One emotion which Marilyn never ceased telegraphing was her driving desire for good parts. Learning, in 1951, that “Gentlemen Prefer Blondes,” was to be made into a picture, she set her heart on the lead and gambled more than she could afford to go to New York to study the stage play.
The trip was far from a red-carpet tour. Although she had already appeared in a string of pictures as long as your arm, she passed unnoticed on the streets. No one asked for her autograph, she ate in a cafeteria and, as she recently confessed, she was a long time paying her hotel bill.

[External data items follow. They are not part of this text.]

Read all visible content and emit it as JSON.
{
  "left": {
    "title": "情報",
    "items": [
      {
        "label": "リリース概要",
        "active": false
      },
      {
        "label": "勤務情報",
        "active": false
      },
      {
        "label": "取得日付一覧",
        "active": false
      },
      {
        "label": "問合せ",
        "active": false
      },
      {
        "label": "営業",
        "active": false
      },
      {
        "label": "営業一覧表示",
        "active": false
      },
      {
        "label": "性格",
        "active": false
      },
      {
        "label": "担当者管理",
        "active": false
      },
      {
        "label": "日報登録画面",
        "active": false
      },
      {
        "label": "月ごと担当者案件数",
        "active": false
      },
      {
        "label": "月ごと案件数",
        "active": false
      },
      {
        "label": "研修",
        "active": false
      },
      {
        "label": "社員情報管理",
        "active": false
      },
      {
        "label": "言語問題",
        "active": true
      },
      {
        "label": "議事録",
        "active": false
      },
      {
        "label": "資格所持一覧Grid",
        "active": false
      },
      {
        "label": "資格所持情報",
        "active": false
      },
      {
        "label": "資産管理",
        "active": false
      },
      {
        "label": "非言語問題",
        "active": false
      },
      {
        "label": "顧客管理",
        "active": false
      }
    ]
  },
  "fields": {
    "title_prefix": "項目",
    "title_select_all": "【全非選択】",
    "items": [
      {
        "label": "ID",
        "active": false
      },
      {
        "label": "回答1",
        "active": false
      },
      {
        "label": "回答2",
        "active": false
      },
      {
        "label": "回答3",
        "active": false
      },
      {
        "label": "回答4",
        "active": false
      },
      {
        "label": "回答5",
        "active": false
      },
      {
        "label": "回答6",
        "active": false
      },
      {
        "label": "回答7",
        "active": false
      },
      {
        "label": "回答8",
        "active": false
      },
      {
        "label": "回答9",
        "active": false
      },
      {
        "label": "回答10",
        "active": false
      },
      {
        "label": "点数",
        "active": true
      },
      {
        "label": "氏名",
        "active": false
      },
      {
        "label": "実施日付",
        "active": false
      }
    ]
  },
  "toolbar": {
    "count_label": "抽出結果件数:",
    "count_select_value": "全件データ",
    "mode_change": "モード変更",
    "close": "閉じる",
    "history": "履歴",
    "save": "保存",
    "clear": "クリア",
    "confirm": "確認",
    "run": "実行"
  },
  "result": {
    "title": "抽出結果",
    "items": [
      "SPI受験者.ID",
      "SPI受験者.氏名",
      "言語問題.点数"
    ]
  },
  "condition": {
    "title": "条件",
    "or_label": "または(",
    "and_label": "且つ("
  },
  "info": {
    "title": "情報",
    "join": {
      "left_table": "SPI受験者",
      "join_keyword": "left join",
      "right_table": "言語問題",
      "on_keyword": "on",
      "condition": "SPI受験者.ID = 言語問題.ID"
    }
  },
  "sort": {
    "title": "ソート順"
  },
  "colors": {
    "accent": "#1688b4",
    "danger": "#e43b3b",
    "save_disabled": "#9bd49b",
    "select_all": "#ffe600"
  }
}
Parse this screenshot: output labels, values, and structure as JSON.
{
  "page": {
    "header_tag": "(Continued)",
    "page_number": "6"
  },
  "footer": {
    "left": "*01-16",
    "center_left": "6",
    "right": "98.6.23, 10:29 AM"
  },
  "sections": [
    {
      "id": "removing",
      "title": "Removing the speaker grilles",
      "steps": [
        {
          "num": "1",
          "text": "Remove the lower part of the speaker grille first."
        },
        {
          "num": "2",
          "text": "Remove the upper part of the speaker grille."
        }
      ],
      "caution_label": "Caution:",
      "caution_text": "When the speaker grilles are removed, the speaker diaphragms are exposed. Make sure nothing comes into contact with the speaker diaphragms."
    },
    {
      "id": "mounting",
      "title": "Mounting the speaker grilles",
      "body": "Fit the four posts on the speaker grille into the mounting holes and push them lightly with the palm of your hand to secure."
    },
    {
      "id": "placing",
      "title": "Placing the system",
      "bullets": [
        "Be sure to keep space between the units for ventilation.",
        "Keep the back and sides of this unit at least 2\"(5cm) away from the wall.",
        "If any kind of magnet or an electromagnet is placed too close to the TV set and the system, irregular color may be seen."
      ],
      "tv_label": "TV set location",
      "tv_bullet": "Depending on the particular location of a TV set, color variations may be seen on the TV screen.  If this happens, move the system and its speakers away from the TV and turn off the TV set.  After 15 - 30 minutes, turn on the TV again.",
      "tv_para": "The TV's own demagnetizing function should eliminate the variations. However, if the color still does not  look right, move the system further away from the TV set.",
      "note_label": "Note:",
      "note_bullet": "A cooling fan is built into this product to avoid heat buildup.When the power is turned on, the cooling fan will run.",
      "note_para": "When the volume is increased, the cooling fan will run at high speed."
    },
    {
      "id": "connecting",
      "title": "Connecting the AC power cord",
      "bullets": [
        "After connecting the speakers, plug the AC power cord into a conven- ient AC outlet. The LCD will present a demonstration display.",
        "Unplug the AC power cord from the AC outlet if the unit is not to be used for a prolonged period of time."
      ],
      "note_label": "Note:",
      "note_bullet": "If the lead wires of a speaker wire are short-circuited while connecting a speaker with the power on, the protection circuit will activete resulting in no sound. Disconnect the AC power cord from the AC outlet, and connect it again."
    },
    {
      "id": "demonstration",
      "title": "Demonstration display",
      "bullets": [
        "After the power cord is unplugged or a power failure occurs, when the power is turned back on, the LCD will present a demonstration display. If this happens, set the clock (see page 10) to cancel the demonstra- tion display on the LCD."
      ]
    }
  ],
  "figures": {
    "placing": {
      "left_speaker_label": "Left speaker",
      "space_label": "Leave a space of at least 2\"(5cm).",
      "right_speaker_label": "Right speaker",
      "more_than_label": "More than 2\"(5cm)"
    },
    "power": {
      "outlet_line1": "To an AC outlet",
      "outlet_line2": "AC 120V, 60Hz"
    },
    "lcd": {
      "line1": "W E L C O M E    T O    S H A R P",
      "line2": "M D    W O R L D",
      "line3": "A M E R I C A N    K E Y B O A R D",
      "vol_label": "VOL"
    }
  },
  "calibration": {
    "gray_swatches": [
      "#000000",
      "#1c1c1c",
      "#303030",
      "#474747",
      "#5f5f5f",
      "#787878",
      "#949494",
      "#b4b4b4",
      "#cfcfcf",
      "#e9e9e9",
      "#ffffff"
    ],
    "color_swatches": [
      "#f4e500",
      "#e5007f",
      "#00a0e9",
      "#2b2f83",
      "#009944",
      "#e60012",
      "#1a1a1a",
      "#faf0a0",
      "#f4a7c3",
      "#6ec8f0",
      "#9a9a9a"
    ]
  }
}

Worrisome though the trip was, it proved to be—in both her professional and private life—a turning point. She got the role. When “Gentlemen Prefer Blondes” was released by 20th Century-Fox, it grossed $5,100,000. Her performance, together with her role in “How to Marry a Millionaire,” put her at the end of 1953 on a new kind of pinup list—sixth best boxoffice draw.
The private life importance of that New York trip before she was cast in “Gentlemen Prefer Blondes” centered around Joe DiMaggio. Marilyn had met the Yankee Clipper in Hollywood and, since business had taken him to Manhattan, they met again and Marilyn went home feeling sure he was the most fascinating man she had ever known.
Her feeling about Joe, however, was an emotion she well knew how to keep to herself. After two years, Marilyn, again in a surprise dramatic move, married Joe. And with a winning gesture, chose, on her honeymoon tour, to visit her first staunch admirers—those devoted men-at-arms still stationed in Korea.
Act III finds Marilyn still on stage—but this time it is as a bewildered, hurt young woman. Her smile flashed in answer to the admiration of the fans in Manhattan but that smile masked an inner uncertainty about herself as a wife. Against elegant backdrops of El Morocco and the Stork Club, Marilyn appeared with Joe. Marilyn admitted freely she’d never realized how popular Joe was until the day when she opened the trunks holding his vast collection of loving cups, medals, rings and cuff links, all prizes which had been awarded him. Marilyn had a chance to show off her mink coat, the first she ever owned. When someone protested that it was too warm for her to wear it she replied, “Joe gave it to me. You can just tell people I don’t know any better.”
Marilyn was every inch the movie star on this visit to New York, and unfortunately, that every inch held heartbreak which was to blaze forth the minute she returned to Hollywood. She played the final dramatic scene in her marriage, not before her fans, but before some five-hundred newspaper photographers and reporters, on the front lawn of the house where she and Joe had been able, always before, to shut out the world of Hollywood, baseball and the fans that idolized them both. Now, the world knows the sorrow that this house contained. A house in which the girl you know as Marilyn awaits whatever action is handed her in the script of life which she is yet to see.